PPO 알고리즘을 활용해 KOSPI 200 미니 선물 시장 스윙 트레이더 에이전트를 개발했습니다. 실제 거래 환경과 유사성을 높이기 위해 수수료와 슬리피지를 반영한 시뮬레이터를 기초부터 직접 구현했습니다.

YOLO_Futures

최초 구현 버전이지만 코드를 효과적으로 정리하고, xAI를 도입하고자 아래 KRAFT로 이전했습니다.

KRAFT

라이브러리화, 자잘한 오류 수정 후 클린 코드 지향, xAI 도입한 코드

2. ✨ 핵심 역량 & 문제 해결

역할: 리더 · 강화시스터즈(25-1)

단순 가격 예측을 넘어, 매수·매도 강도와 자산 운용 전략을 하나의 통합 정책으로 학습하는 강화학습 에이전트를 설계했습니다.
PPO 기반 알고리즘을 적용하고 CNN·Transformer·Informer·DLinear 등 다양한 네트워크 구조를 실험하며 시장 적용 가능성과 한계를 검토했습니다.
금융 시계열 데이터를 RL 환경에 적합하게 변환하기 위해 종료 조건, 데이터 흐름 구조를 다각도로 구현했습니다.
실제 거래에 가까운 시뮬레이션을 위해 슬리피지·수수료·만기일 로직을 추가했습니다.
수익·리스크·기회비용을 동시에 고려한 복합 보상 설계와 정책 안정화를 위한 KL Penalty를 도입해 성능을 개선했습니다.
코드 재사용성과 확장성을 고려한 구조를 설계하고 문서화를 강화했습니다.
리더로서 구현 범위 배분·코드 리뷰를 주도하며 협업 효율성을 높였습니다.

3. ⚙️ 개발 과정

Transformer 논문리뷰

'Attention Is All You Need' 논문을 리뷰하고 Attention, LayerNorm, Positional Encoding에 관한 세부사항을 보완한다.

issue

YOLO_Futures

프로젝트를 진행하며 남긴 이슈

📄 Report

4. 📊 결과 & 성과

KL 기반 진입 규제를 적용한 CTTS 모델은 평균 수익률 6.5%, Sharpe Ratio 0.8, 최대 낙폭 -12%, 승률 48% 를 기록하며 수익성과 위험 관리 능력을 동시에 입증했습니다.

5. 💡 배운 점 & 다음 단계

협업 과정에서 코드 리뷰의 중요성을 깊이 체감했습니다. 깃허브를 활용해 활발히 리뷰를 진행했으며, 다른 사람이 쉽게 이해할 수 있는 코드 작성 습관을 배웠습니다.
기존 게임과 달리 금융 시장은 고정된 정보와 에이전트로 인해 변하는 정보가 혼재하는 환경임을 경험했고, 이를 반영한 시뮬레이터 설계 과정에서 큰 즐거움을 느꼈습니다.
앞으로는 xAI 기법을 적용해 모델의 의사결정 과정을 해석하고, 금융 AI의 투명성과 신뢰성을 높일 계획입니다.

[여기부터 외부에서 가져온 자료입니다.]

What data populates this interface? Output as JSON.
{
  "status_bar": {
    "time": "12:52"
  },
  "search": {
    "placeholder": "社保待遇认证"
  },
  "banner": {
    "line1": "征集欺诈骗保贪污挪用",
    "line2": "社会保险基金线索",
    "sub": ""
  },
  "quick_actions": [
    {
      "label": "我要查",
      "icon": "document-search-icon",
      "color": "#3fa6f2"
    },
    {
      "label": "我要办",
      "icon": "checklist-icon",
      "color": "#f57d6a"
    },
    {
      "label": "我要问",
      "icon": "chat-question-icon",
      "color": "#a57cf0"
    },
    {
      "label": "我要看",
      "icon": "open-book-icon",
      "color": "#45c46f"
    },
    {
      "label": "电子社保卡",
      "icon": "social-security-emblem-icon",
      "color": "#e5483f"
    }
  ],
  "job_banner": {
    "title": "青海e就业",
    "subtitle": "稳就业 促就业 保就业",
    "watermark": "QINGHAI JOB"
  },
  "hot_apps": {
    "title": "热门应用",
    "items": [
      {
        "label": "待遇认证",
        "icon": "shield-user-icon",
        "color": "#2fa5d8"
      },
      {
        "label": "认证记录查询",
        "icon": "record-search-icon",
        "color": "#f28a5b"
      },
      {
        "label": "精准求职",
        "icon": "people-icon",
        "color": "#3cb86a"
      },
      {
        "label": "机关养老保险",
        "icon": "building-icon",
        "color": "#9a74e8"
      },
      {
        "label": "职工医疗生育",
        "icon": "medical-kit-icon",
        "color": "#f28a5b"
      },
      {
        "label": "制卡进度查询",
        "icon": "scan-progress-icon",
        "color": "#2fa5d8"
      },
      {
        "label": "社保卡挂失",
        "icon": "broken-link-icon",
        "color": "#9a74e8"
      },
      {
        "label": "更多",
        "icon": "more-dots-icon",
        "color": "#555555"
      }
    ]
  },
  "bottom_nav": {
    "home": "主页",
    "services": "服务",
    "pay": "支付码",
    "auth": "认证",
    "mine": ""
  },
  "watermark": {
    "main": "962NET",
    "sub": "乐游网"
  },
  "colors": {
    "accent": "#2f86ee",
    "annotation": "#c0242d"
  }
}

KRAFT: KOSPI 200 Reinforcement-learning Agent for Futures Trading

1. 🔗 Overview & Links

Developed a PPO-based swing trading agent for the KOSPI 200 mini futures market, complete with a custom simulator that mirrors real trading costs such as slippage and commissions.

YOLO_Futures

Initial implementation; later refactored and extended in KRAFT

KRAFT

Library-style codebase with bug fixes, cleaner APIs, and xAI integration

2. ✨ Core Strengths & Problem Solving

Role: Lead · Kanghwa Sisters (Spring 2025)

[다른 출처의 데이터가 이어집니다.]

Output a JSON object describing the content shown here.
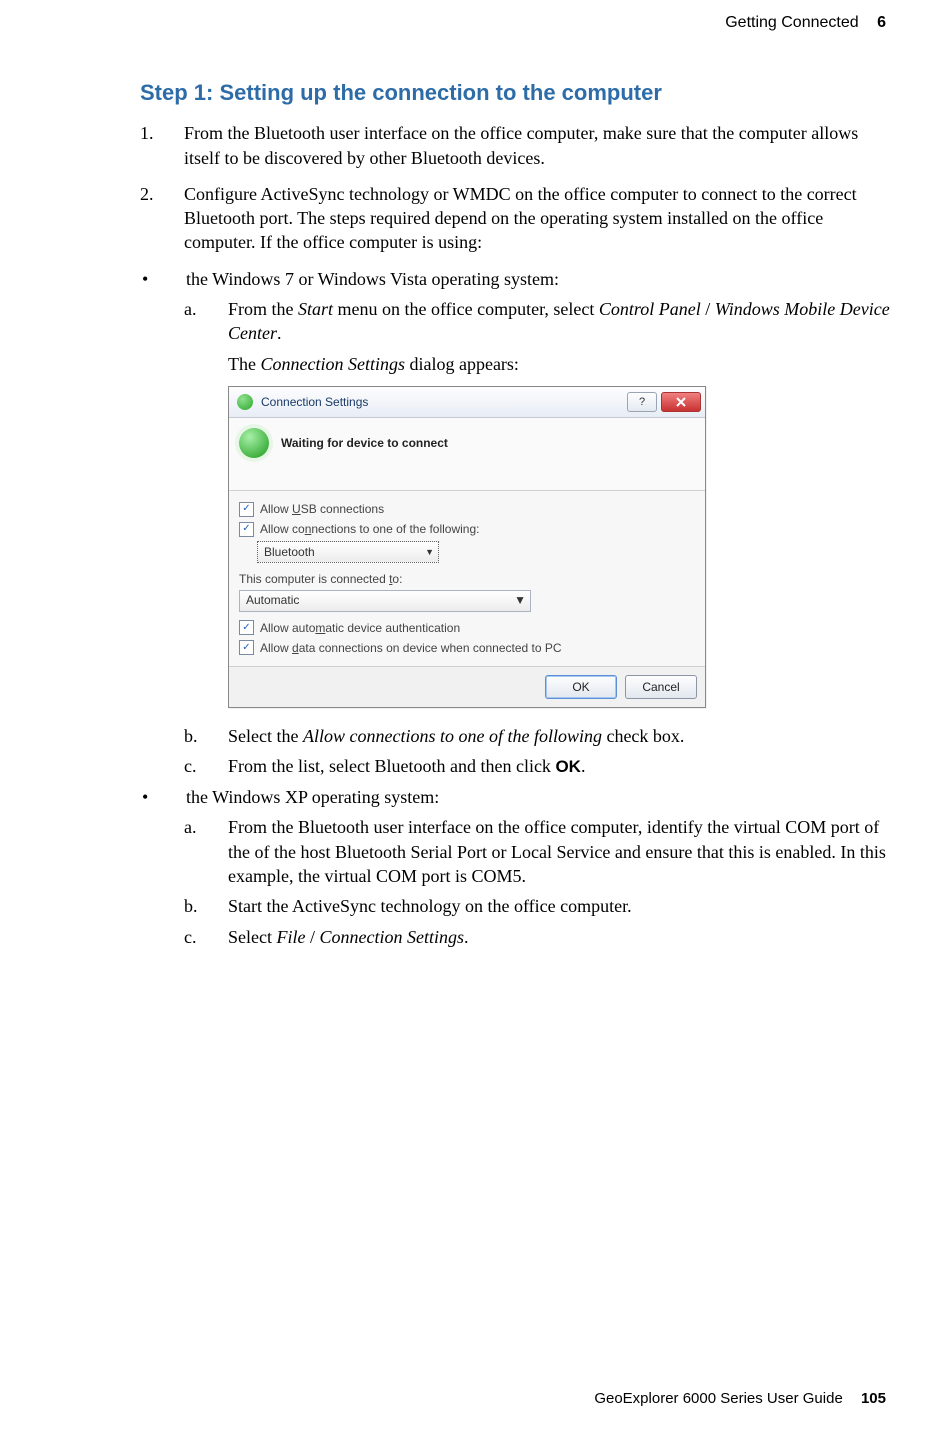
{
  "header": {
    "chapter_title": "Getting Connected",
    "chapter_number": "6"
  },
  "step_heading": "Step 1: Setting up the connection to the computer",
  "item1_num": "1.",
  "item1_text": "From the Bluetooth user interface on the office computer, make sure that the computer allows itself to be discovered by other Bluetooth devices.",
  "item2_num": "2.",
  "item2_text": "Configure ActiveSync technology or WMDC on the office computer to connect to the correct Bluetooth port. The steps required depend on the operating system installed on the office computer. If the office computer is using:",
  "bullet": "•",
  "bullet1_text": "the Windows 7 or Windows Vista operating system:",
  "win7_a_let": "a.",
  "win7_a_pre": "From the ",
  "win7_a_start": "Start",
  "win7_a_mid": " menu on the office computer, select ",
  "win7_a_cp": "Control Panel",
  "win7_a_sep": " / ",
  "win7_a_wmdc": "Windows Mobile Device Center",
  "win7_a_end": ".",
  "win7_a2_pre": "The ",
  "win7_a2_cs": "Connection Settings",
  "win7_a2_post": " dialog appears:",
  "win7_b_let": "b.",
  "win7_b_pre": "Select the ",
  "win7_b_italic": "Allow connections to one of the following",
  "win7_b_post": " check box.",
  "win7_c_let": "c.",
  "win7_c_pre": "From the list, select Bluetooth and then click ",
  "win7_c_ok": "OK",
  "win7_c_post": ".",
  "bullet2_text": "the Windows XP operating system:",
  "xp_a_let": "a.",
  "xp_a_text": "From the Bluetooth user interface on the office computer, identify the virtual COM port of the of the host Bluetooth Serial Port or Local Service and ensure that this is enabled. In this example, the virtual COM port is COM5.",
  "xp_b_let": "b.",
  "xp_b_text": "Start the ActiveSync technology on the office computer.",
  "xp_c_let": "c.",
  "xp_c_pre": "Select ",
  "xp_c_file": "File",
  "xp_c_sep": " / ",
  "xp_c_cs": "Connection Settings",
  "xp_c_post": ".",
  "dialog": {
    "title": "Connection Settings",
    "help_glyph": "?",
    "status": "Waiting for device to connect",
    "chk_usb_pre": "Allow ",
    "chk_usb_u": "U",
    "chk_usb_post": "SB connections",
    "chk_conn_pre": "Allow co",
    "chk_conn_u": "n",
    "chk_conn_post": "nections to one of the following:",
    "select_conn": "Bluetooth",
    "lbl_connected_pre": "This computer is connected ",
    "lbl_connected_u": "t",
    "lbl_connected_post": "o:",
    "select_connected": "Automatic",
    "chk_auth_pre": "Allow auto",
    "chk_auth_u": "m",
    "chk_auth_post": "atic device authentication",
    "chk_data_pre": "Allow ",
    "chk_data_u": "d",
    "chk_data_post": "ata connections on device when connected to PC",
    "btn_ok": "OK",
    "btn_cancel": "Cancel"
  },
  "footer": {
    "guide": "GeoExplorer 6000 Series User Guide",
    "page": "105"
  }
}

Designed a reinforcement-learning policy that unifies entry signals, position sizing, and capital management instead of predicting price alone.
Experimented with CNN, Transformer, Informer, and DLinear architectures on top of PPO to evaluate what transfers to noisy market data.
Modeled trading episodes with realistic termination rules, data flows, and delivery schedules to reflect derivatives constraints.
Simulated slippage, commissions, and contract expiry so backtests match live trading conditions more closely.
Crafted a composite reward (return, risk, opportunity cost) and added KL-penalty based regulation to stabilize policy updates.
Structured the project for reusability with modular environments, logging utilities, and thorough documentation.
As team lead, coordinated task allocation, code reviews, and integration checkpoints for the club.

3. ⚙️ Development Process

Transformer Paper Review

Review 'Attention Is All You Need' and fill details of Attention, LayerNorm, Positional Encoding.

issue

YOLO_Futures Issues

Issue tracker capturing research questions and bug fixes

📄 Report

4. 📊 Results & Outcomes

The KL-regularized CTTS policy produced 6.5% average returns with a Sharpe ratio of 0.8, maximum drawdown of -12%, and a 48% win rate—balancing profitability and risk management.

5. 💡 Learnings & Next Steps

Frequent peer reviews through GitHub underscored how much clearer, well-documented code accelerates collaboration.
Discovered how financial markets mix stationary references with non-stationary signals, making simulator design both challenging and fun.
Next steps include applying xAI techniques to interpret trade decisions and improve the transparency of financial AI systems.